Isn't re-chambering cheaper than re-barreling?
The chamber reamer and reloading dies maybe more expensive - but, not prohibitively ... I would think.
The task of fireforming cases is not an exclusive task.
The fireforming shots could be short range practice ammunition - maybe.
Good excuse, anyway .

I agree with the your potential velocity gain estimations - all things being equal.
However, I will be using a 24-inch barrel instead of a 22-inch one.
Hopefully, the additional barrel length may result in another velocity boost of, maybe, 50 to 70 fps.

Quote:
Originally Posted by natman View Post
I suspect that most AI gains on modern cartridges are because the AI loads aren't pressure tested....
I, once again, concur. I'm very skeptical of any velocity claims without attendant chamber pressure information.

260AI first results
Quote:
I am putting a new 8.5 twist Pac-Nor barrel on the tube gun in 6.5-284, and thought that I'd experiment with the 260AI...
It is now 26" long...
I got pretty good results with H4350 at 44.2 grains, yielding 2790 FPS, 48KPSI, with an SD of 3 and an ES of 11 over 5 shots.
The group was sub 0.5" at 100 yards.
I couldn't get to the next faster node with H4350 (about at 46.2 @ 2931 FPS ~60KPSI),
as the pressures started to get up there, and the primers were looking a bit cratered.

BTW, I used the PressureTrace module for all of this -*test*-('")ing.

I then tried Ramshot Hunter. This was my first time ever with any Ramshot powder, and I can say that I was quite pleased.
At 47.5 grains of Hunter, I got 2859 FPS, about 55KPSI, sub 0.5" groups, and a SD and ES of 11 and 27 respectively.
The Hunter was much easier on the cases than the H4350, and I was able to get more velocity with less pressure...
I measured the fired cases at 57.5 grains H2O capacity.
These bullets have never grouped better than 0.5" at 100 yards, but make about 0.3 MOA at 600, consistently...
I'll be trying the 260AI out at 600 soon.

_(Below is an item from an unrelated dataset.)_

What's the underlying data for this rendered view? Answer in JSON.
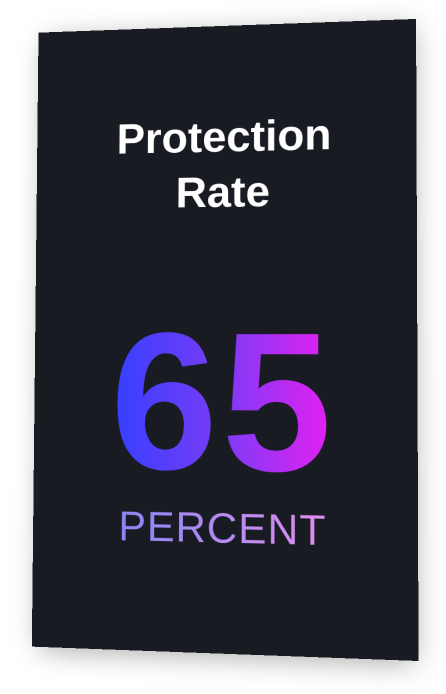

I figure about 47.5 to 48 grains Hunter ought to do it with fired cases...
It is within a hair of being the ballistic equal to the 6.5-284, and has much better efficiency.
Say hello to longer barrel life....
Right now, a Remington 700 BDL .264 WIN Mag is making, even better, ecomomic sense.
No re-barreling, no re-chambering.
The only hassle maybe conversion to a detachable box magazine.
And, this is possible to do with off-the-shelf parts.
The feed rails of the receiver may need to be milled.
But, for certain the stock will need to be modified (notched for magazine buttons).

Other than for the modification of the stock, installation of some detachable magazine related parts
and the need for downloaded ammunition ... not a bad compromise.